Here are a few points that I believe will strengthen the bond between mother and daughter.

  • Find common interest- Most mothers and daughters love pampering time. Schedule some girl time with your daughter and help her see that you two are more alike than different. This will break down some barriers and allow her to see you in a more relaxed setting and see you with a different set of eyes.
  • Give thoughtful advice- When giving advice to our daughters we oftentimes come off as authoritative vs. loving. Even though we are or our goal is to come from a loving place. When giving advice to our daughters allow the conversation to be a two way conversation, give advice or the recommendation and then explain why. When I was growing up my mother a lot of times said “Because I said so”, we are in the day and age where that statement will be at the downfall of our girls. They have too many avenues to get information from and not all of them have their best interest in mind. Make sure you set the stage to where your daughter feels comfortable coming to talk with you.
  • Make time to connect- In today’s society we are super busy. Busy with work, school, taking care of the home and everything else in between. Moms…….we absolutely have to make time to connect with our girls. During their tween and teen years girls start to have hormonal changes to their bodies, they begin to find interest in the opposite sex and their attitude starts to change……and oftentimes not for the better. Mother’s it’s better to get a jump start on connecting with your daughter so when all of these changes start to happen you won’t have to try a break down the wall of resistance.      

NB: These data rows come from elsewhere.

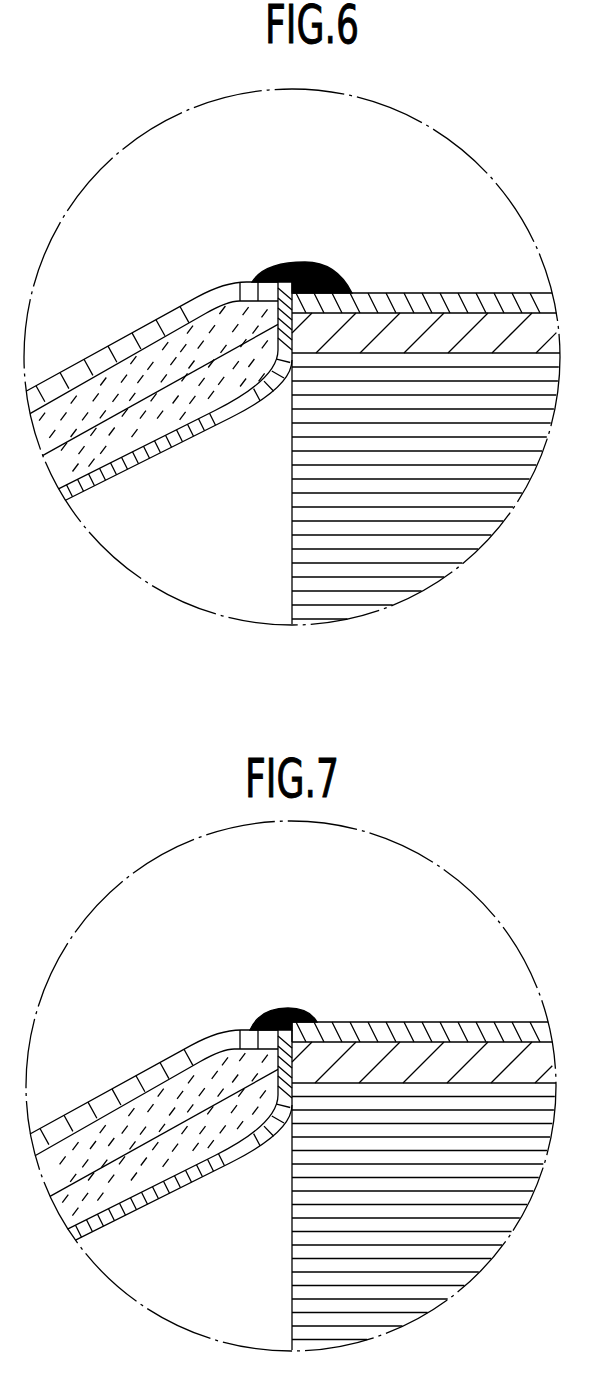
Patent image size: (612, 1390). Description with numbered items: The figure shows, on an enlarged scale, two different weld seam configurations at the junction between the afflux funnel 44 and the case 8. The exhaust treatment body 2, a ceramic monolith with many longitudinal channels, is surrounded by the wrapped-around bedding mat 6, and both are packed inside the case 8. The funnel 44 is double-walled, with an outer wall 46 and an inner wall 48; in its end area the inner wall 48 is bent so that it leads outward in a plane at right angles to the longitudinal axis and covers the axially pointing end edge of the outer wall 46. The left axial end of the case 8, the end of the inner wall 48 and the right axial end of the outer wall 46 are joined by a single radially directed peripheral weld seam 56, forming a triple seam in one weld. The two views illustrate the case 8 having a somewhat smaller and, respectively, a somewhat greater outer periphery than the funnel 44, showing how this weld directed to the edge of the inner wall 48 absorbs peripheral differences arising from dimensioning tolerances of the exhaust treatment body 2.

In FIG. 6, the exhaust treatment body 2 is at (300, 527).
In FIG. 7, the exhaust treatment body 2 is at (302, 1237).
In FIG. 6, the bedding mat 6 is at (460, 328).
In FIG. 7, the bedding mat 6 is at (460, 1060).
In FIG. 6, the case 8 is at (391, 303).
In FIG. 7, the case 8 is at (405, 1031).
In FIG. 6, the afflux funnel 44 is at (157, 287).
In FIG. 7, the afflux funnel 44 is at (157, 1025).
In FIG. 6, the outer wall 46 is at (105, 355).
In FIG. 7, the outer wall 46 is at (93, 1108).
In FIG. 6, the inner wall 48 is at (163, 440).
In FIG. 7, the inner wall 48 is at (162, 1188).
In FIG. 6, the peripheral weld seam 56 is at (305, 262).
In FIG. 7, the peripheral weld seam 56 is at (290, 1010).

  • Mom, your daughter is a reflection of you- Mom your daughter is a miniature you, when you look at her you see a younger version of yourself and you want her to avoid all of the mistakes you made and the hardships you experience. That can only happen when the doors of communication are open. In order for our daughters to understand who we are as women, they need to know what made us the strong, passionate, confident woman we are today. Let’s sit down and start that conversation and allow our daughters to know who we are, how we got to this point and how they too can be a powerful, successful and confident woman.